Un rapide coup d’œil sur son emploi du temps lui indique que ce matin, il est en « réa ». Il n’aime pas trop ce service : trop de douleurs, trop de peines, trop d’angoisses. Il ne fait pas du tout d’actes médicaux, il lave le sol, sert et débarrasse les repas, donne parfois un coup de main aux aides-soignantes pour les toilettes si elles sont en sous- effectif. Ce qu’il apprécie pourtant le plus dans son boulot, c’est le contact avec les patients : il apporte un sourire par ci, un mot gentil par-là, une discussion amicale de temps en temps. Ainsi, il estime qu’il ne fait pas que laver le sol, il apporte également un peu de chaleur humaine. Mais en réa…

Vu les pathologies, la plupart des malades sont inconscients, parfois volontairement plongés dans le coma par les médecins, pour qu’ils n’aient plus mal. Pierre a pourtant toujours un mot gentil, on lui a assez répété que, même endormis, les patients entendent tout. Il a également un sourire pour la famille, leur propose un café, le prenant sur le stock qui dans ce service ne sert pas à grand-chose. Il se heurte souvent aux regards tristes. Et, bien entendu, lors de ses tâches ménagères, il doit faire extrêmement attention à tous les fils, tuyaux et tubulures qui peuvent relier les corps inertes à la vie. Celui-ci semble terriblement amoché d’ailleurs, au point que le garçon de salle marque un temps d’arrêt en pénétrant dans la chambre du jeune Darius. Il pense d’abord à un accident de moto ou de voiture sans ceinture, à un choc effroyable. Cette petite chose étendue sur le lit est couverte d’hématomes et d’ecchymoses, son crâne paraît déformé par endroits. Lorsqu’il s’enquiert de ce qui s’est passé auprès de l’infirmière, il apprend que Darius s’est fait lyncher…

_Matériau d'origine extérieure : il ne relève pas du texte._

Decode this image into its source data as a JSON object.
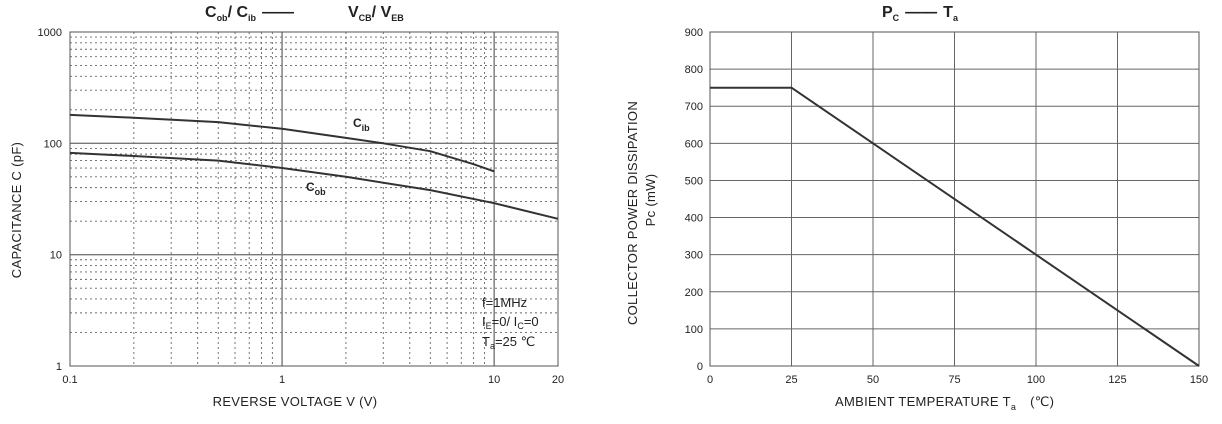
{
  "chart_data": [
    {
      "type": "line",
      "title_parts": {
        "left_main_1": "C",
        "left_sub_1": "ob",
        "left_slash": "/ ",
        "left_main_2": "C",
        "left_sub_2": "ib",
        "dash": "——",
        "right_main_1": "V",
        "right_sub_1": "CB",
        "right_slash": "/ ",
        "right_main_2": "V",
        "right_sub_2": "EB"
      },
      "xlabel": "REVERSE VOLTAGE V (V)",
      "ylabel": "CAPACITANCE   C   (pF)",
      "x_scale": "log",
      "y_scale": "log",
      "xlim": [
        0.1,
        20
      ],
      "ylim": [
        1,
        1000
      ],
      "x_ticks": [
        0.1,
        1,
        10,
        20
      ],
      "x_tick_labels": [
        "0.1",
        "1",
        "10",
        "20"
      ],
      "y_ticks": [
        1,
        10,
        100,
        1000
      ],
      "y_tick_labels": [
        "1",
        "10",
        "100",
        "1000"
      ],
      "grid": true,
      "series": [
        {
          "label_main": "C",
          "label_sub": "ib",
          "points": [
            [
              0.1,
              180
            ],
            [
              0.2,
              170
            ],
            [
              0.5,
              155
            ],
            [
              1,
              135
            ],
            [
              2,
              112
            ],
            [
              3,
              100
            ],
            [
              5,
              85
            ],
            [
              8,
              65
            ],
            [
              10,
              56
            ]
          ]
        },
        {
          "label_main": "C",
          "label_sub": "ob",
          "points": [
            [
              0.1,
              82
            ],
            [
              0.2,
              77
            ],
            [
              0.5,
              70
            ],
            [
              1,
              60
            ],
            [
              2,
              50
            ],
            [
              5,
              38
            ],
            [
              10,
              29
            ],
            [
              20,
              21
            ]
          ]
        }
      ],
      "annotations": {
        "freq": "f=1MHz",
        "cond_main_1": "I",
        "cond_sub_1": "E",
        "cond_mid": "=0/  I",
        "cond_sub_2": "C",
        "cond_end": "=0",
        "temp_main": "T",
        "temp_sub": "a",
        "temp_end": "=25 ℃"
      }
    },
    {
      "type": "line",
      "title_parts": {
        "main_1": "P",
        "sub_1": "C",
        "dash": "——",
        "main_2": "T",
        "sub_2": "a"
      },
      "xlabel_main": "AMBIENT TEMPERATURE   T",
      "xlabel_sub": "a",
      "xlabel_unit": "(℃)",
      "ylabel_1": "COLLECTOR POWER DISSIPATION",
      "ylabel_2": "Pc (mW)",
      "xlim": [
        0,
        150
      ],
      "ylim": [
        0,
        900
      ],
      "x_ticks": [
        0,
        25,
        50,
        75,
        100,
        125,
        150
      ],
      "y_ticks": [
        0,
        100,
        200,
        300,
        400,
        500,
        600,
        700,
        800,
        900
      ],
      "grid": true,
      "series": [
        {
          "points": [
            [
              0,
              750
            ],
            [
              25,
              750
            ],
            [
              150,
              0
            ]
          ]
        }
      ]
    }
  ]
}
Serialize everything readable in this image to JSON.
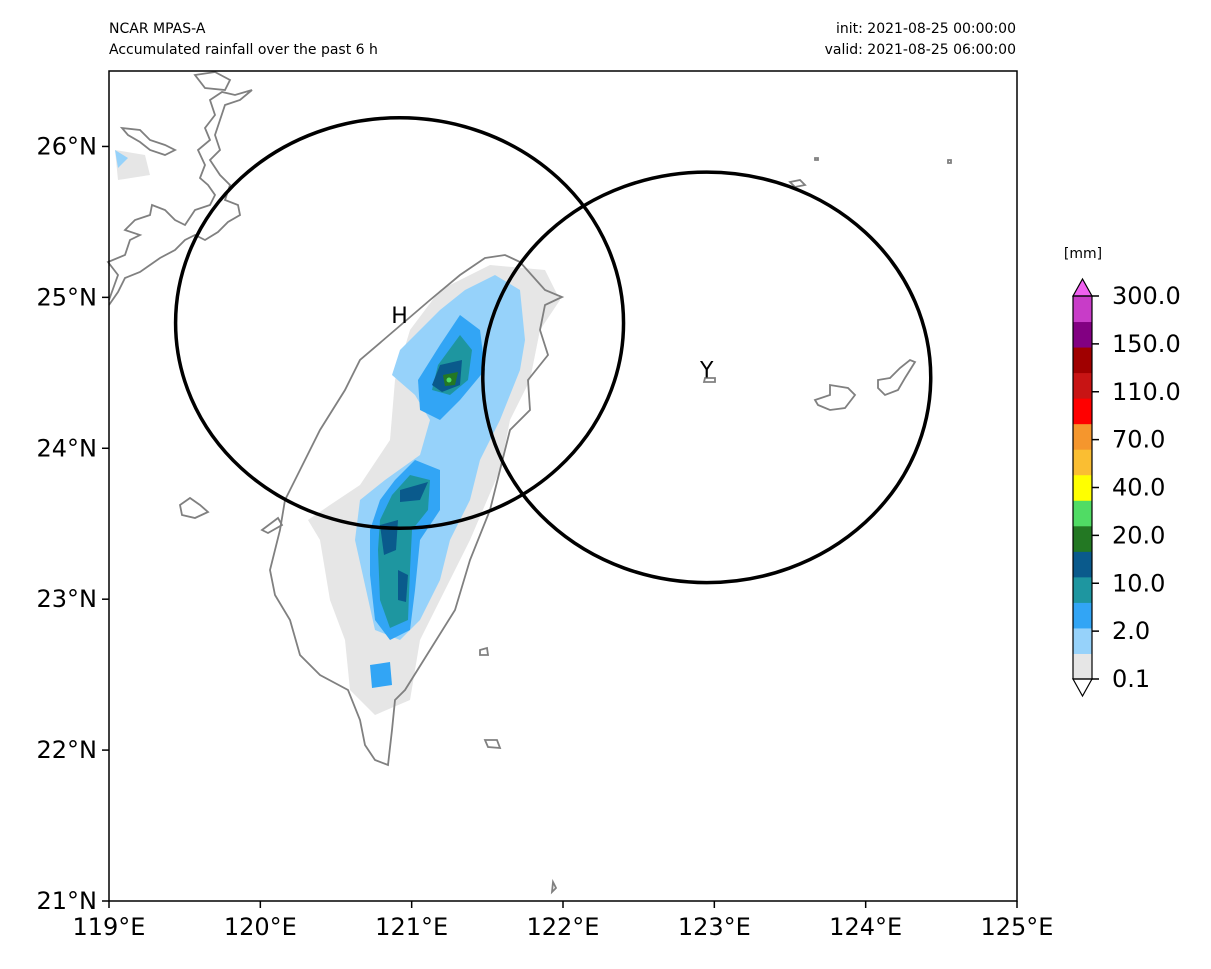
{
  "header": {
    "model": "NCAR MPAS-A",
    "subtitle": "Accumulated rainfall over the past 6 h",
    "init": "init: 2021-08-25 00:00:00",
    "valid": "valid: 2021-08-25 06:00:00"
  },
  "map": {
    "lon_range": [
      119,
      125
    ],
    "lat_range": [
      21,
      26.5
    ],
    "x_ticks": [
      "119°E",
      "120°E",
      "121°E",
      "122°E",
      "123°E",
      "124°E",
      "125°E"
    ],
    "y_ticks": [
      "21°N",
      "22°N",
      "23°N",
      "24°N",
      "25°N",
      "26°N"
    ],
    "coastline_color": "#808080",
    "circles": [
      {
        "label": "H",
        "center_lon": 120.92,
        "center_lat": 24.83,
        "radius_lon": 1.48,
        "radius_lat": 1.36
      },
      {
        "label": "Y",
        "center_lon": 122.95,
        "center_lat": 24.47,
        "radius_lon": 1.48,
        "radius_lat": 1.36
      }
    ]
  },
  "colorbar": {
    "unit": "[mm]",
    "tick_labels": [
      "0.1",
      "2.0",
      "10.0",
      "20.0",
      "40.0",
      "70.0",
      "110.0",
      "150.0",
      "300.0"
    ],
    "colors": [
      "#ffffff",
      "#e6e6e6",
      "#96d2fa",
      "#32a5f5",
      "#1e96a0",
      "#0a5a8c",
      "#237823",
      "#50dc64",
      "#ffff00",
      "#fabe32",
      "#f5962d",
      "#ff0000",
      "#c81414",
      "#a00000",
      "#820082",
      "#c83cc8",
      "#f060f0"
    ]
  }
}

Pierre fait vite le rapprochement avec ce gamin rom qui s’est fait passer à tabac. Une bande de fous furieux serait venue le chercher deux jours plus tôt dans le camp qui lui sert de demeure. Il aurait soi-disant été reconnu lors d’une tentative de cambriolage d’un appartement de la cité voisine. On ne sait pas vraiment ce qui s’est passé, ce qui est sûr, c’est qu’il a été laissé quelques heures plus tard gisant dans un chariot de supermarché le long de la nationale, comme un vulgaire morceau de viande. Le seul commentaire que Pierre a entendu sur cette histoire, c’est le maire (socialiste) de la commune qui avait déclaré -sic- « Le jeune homme était connu pour des faits de vol. Il avait été interpellé à plusieurs reprises depuis début juin

Il est songeur. Il a l’impression de se retrouver dans ce film froid d’Yves Boisset, Dupont Lajoie. Dans un camping, un bon français bien de chez nous, incarné par Jean Carmet, tente de violer une adolescente, jouée par Isabelle Huppert, et la tue accidentellement. Il fait porter le chapeau à un groupe d’ouvriers arabes avec qui il a eu des heurts quelques temps avant. S’ensuit une ratonnade, un innocent est tué. Quarante ans ont passé entre le film et le fait divers. Pourtant, en France, pays des droits de l’Homme, on en est toujours là : une personne peut se faire enlever et torturer à cause de ses origines et des suspicions de démêlés avec la justice. Car après tout, le gamin n’a jamais été condamné pour quoi que ce soit et être soupçonné par la police ne fait pas de vous un coupable. Ce ne sont pas les victimes de contrôle au faciès qui vont dire le contraire. Et quand bien même se dit Pierre, si le gamin a été l’auteur de vols, est-ce une raison suffisante pour le frapper au point de le laisser pour mort ?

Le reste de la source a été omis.